Both unix and windows support creation of files that don't exist on the normal file system for just this purpose.

Then you will need to synchronize access to that memory like you would if different threads were to access it. Meaning concurrent reads can happen without synchronization but as soon as one process want to write you will need to prevent the others from accessing it.

Atomic operations on the shared memory is still possible if you want a lockless synchronization.

Shared memory is still just memory. You can put a mutex, spinlock or any other synchronization primitive in there, and use them to synchronize your processes' access to the shared memory, exactly like threads use those primitives to synchronize access to the memory visible to them.

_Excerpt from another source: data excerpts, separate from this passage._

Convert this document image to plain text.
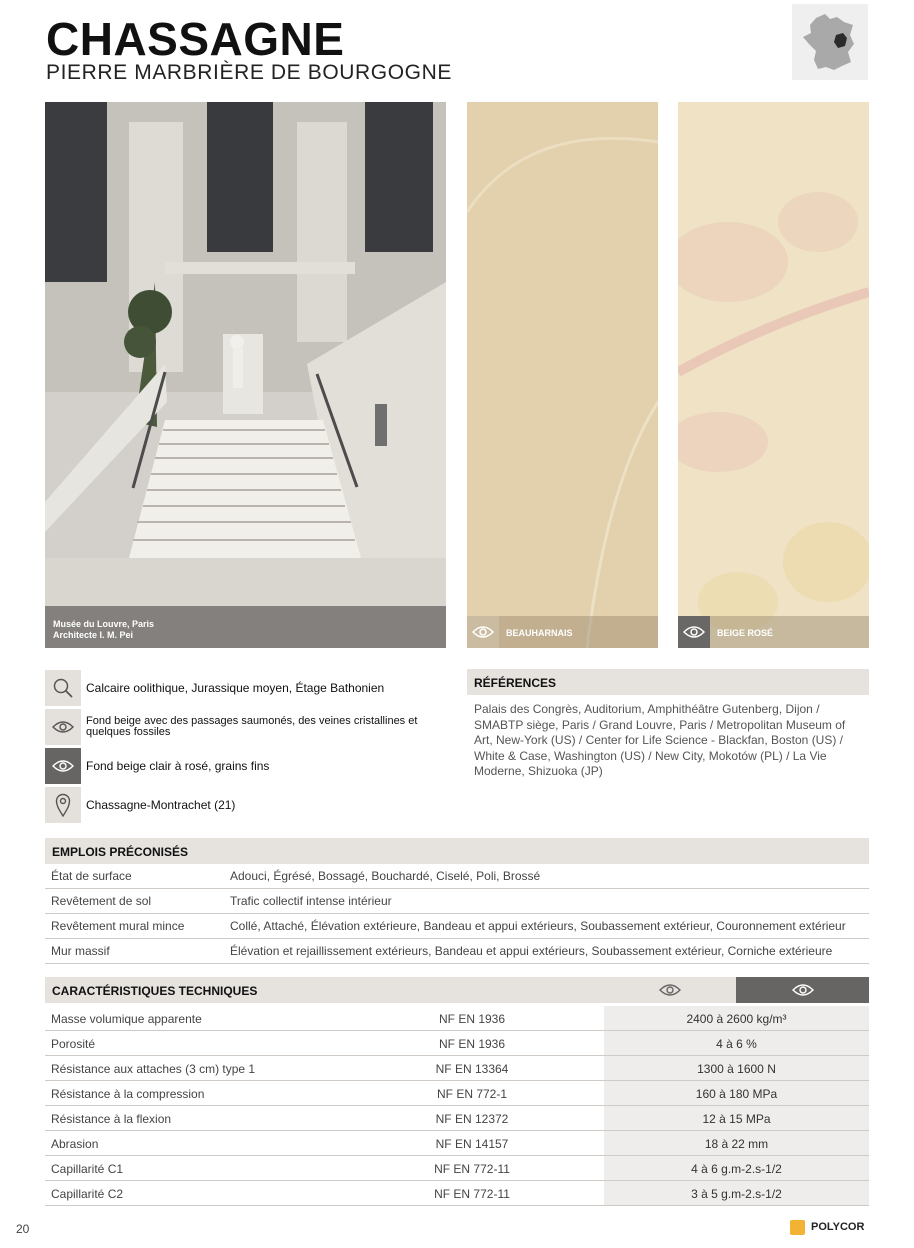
CHASSAGNE
PIERRE MARBRIÈRE DE BOURGOGNE
Musée du Louvre, Paris
Architecte I. M. Pei	BEAUHARNAIS	BEIGE ROSÉ
Calcaire oolithique, Jurassique moyen, Étage Bathonien
Fond beige avec des passages saumonés, des veines cristallines et quelques fossiles
Fond beige clair à rosé, grains fins
Chassagne-Montrachet (21)
RÉFÉRENCES
Palais des Congrès, Auditorium, Amphithéâtre Gutenberg, Dijon / SMABTP siège, Paris / Grand Louvre, Paris / Metropolitan Museum of Art, New-York (US) / Center for Life Science - Blackfan, Boston (US) / White & Case, Washington (US) / New City, Mokotów (PL) / La Vie Moderne, Shizuoka (JP)
EMPLOIS PRÉCONISÉS
État de surface	Adouci, Égrésé, Bossagé, Bouchardé, Ciselé, Poli, Brossé
Revêtement de sol	Trafic collectif intense intérieur
Revêtement mural mince	Collé, Attaché, Élévation extérieure, Bandeau et appui extérieurs, Soubassement extérieur, Couronnement extérieur
Mur massif	Élévation et rejaillissement extérieurs, Bandeau et appui extérieurs, Soubassement extérieur, Corniche extérieure
CARACTÉRISTIQUES TECHNIQUES
Masse volumique apparente	NF EN 1936	2400 à 2600 kg/m³
Porosité	NF EN 1936	4 à 6 %
Résistance aux attaches (3 cm) type 1	NF EN 13364	1300 à 1600 N
Résistance à la compression	NF EN 772-1	160 à 180 MPa
Résistance à la flexion	NF EN 12372	12 à 15 MPa
Abrasion	NF EN 14157	18 à 22 mm
Capillarité C1	NF EN 772-11	4 à 6 g.m-2.s-1/2
Capillarité C2	NF EN 772-11	3 à 5 g.m-2.s-1/2
20	POLYCOR
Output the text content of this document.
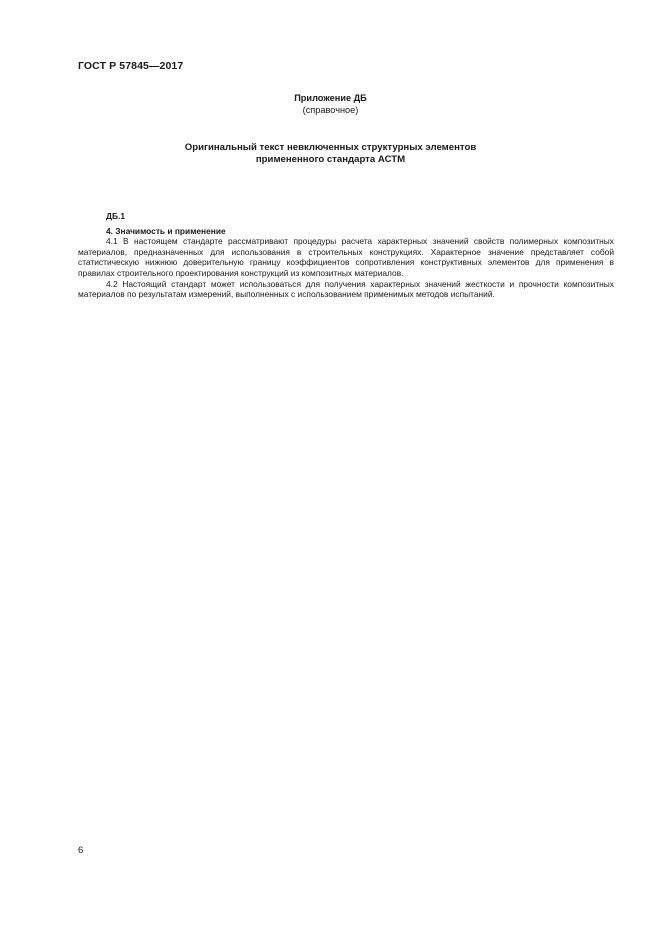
ГОСТ Р 57845—2017
Приложение ДБ
(справочное)
Оригинальный текст невключенных структурных элементов
примененного стандарта АСТМ
ДБ.1
4. Значимость и применение

4.1 В настоящем стандарте рассматривают процедуры расчета характерных значений свойств полимерных композитных материалов, предназначенных для использования в строительных конструкциях. Характерное значение представляет собой статистическую нижнюю доверительную границу коэффициентов сопротивления конструктивных элементов для применения в правилах строительного проектирования конструкций из композитных материалов.

4.2 Настоящий стандарт может использоваться для получения характерных значений жесткости и прочности композитных материалов по результатам измерений, выполненных с использованием применимых методов испытаний.

6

The only real differences are:

  1. threads share all memory and the same address space, so raw pointers work for them. Memory shared between processes works exactly the same, but may be mapped at different addresses in each process, so you can't simply pass raw pointers between them

    • NB. this has a knock-on effect on some implementation details of virtual methods, runtime type information, and some other C++ mechanisms. Stick to trivially-initializable (plain old data) types with no virtual methods or dynamic casts in your shared memory, don't use typeid on them, and you should be fine.
  2. some synchronization primitives may need special flags or attributes to work correctly between processes (see the PTHREAD_PROCESS_SHARED attribute for POSIX thread mutexes, for example). This isn't really to do with the memory and synchronization in themselves, but due to the kernel/scheduler interaction needed to wake up sleeping waiters.


So:

but how do they communicate?

The same way different threads communicate, allowing for the caveats above

isn't it unsafe to do this?

Yes, it's exactly as unsafe for processes to communicate via shared memory as it is for threads to communicate via shared memory, and they need equivalent (or identical) synchronization to make it safe.

Notice that C and C++ are different languages.

Shared memory is impossible in purely standard C11, or C++11 (since the standard does not define that), or even C++14 (whose n3690 draft, and presumably official standard, does not mention shared memory outside of multi-threading). So you need extra libraries to get shared memory. But some operating systems have support for shared memory. So several libraries providing shared memory, built above existing operating system services, exist. You could perhaps consider using the POCO framework library (which abstracts over OS specific details)

For Linux (and perhaps POSIX), look into shm_overview(7). You'll need to synchronize, so see also sem_overview(7)

VXWorks (which I don't know, but googled for it) has VxMP

You need to carefully understand what is really happening. You probably want to share only plain old data struct-s (not C++ classes!) and you should be very careful about the addresses (each process might get different address for the common shared memory segment) and about synchronization.

Alternatively, use threads. Notice that C++11 standard defines a thread library.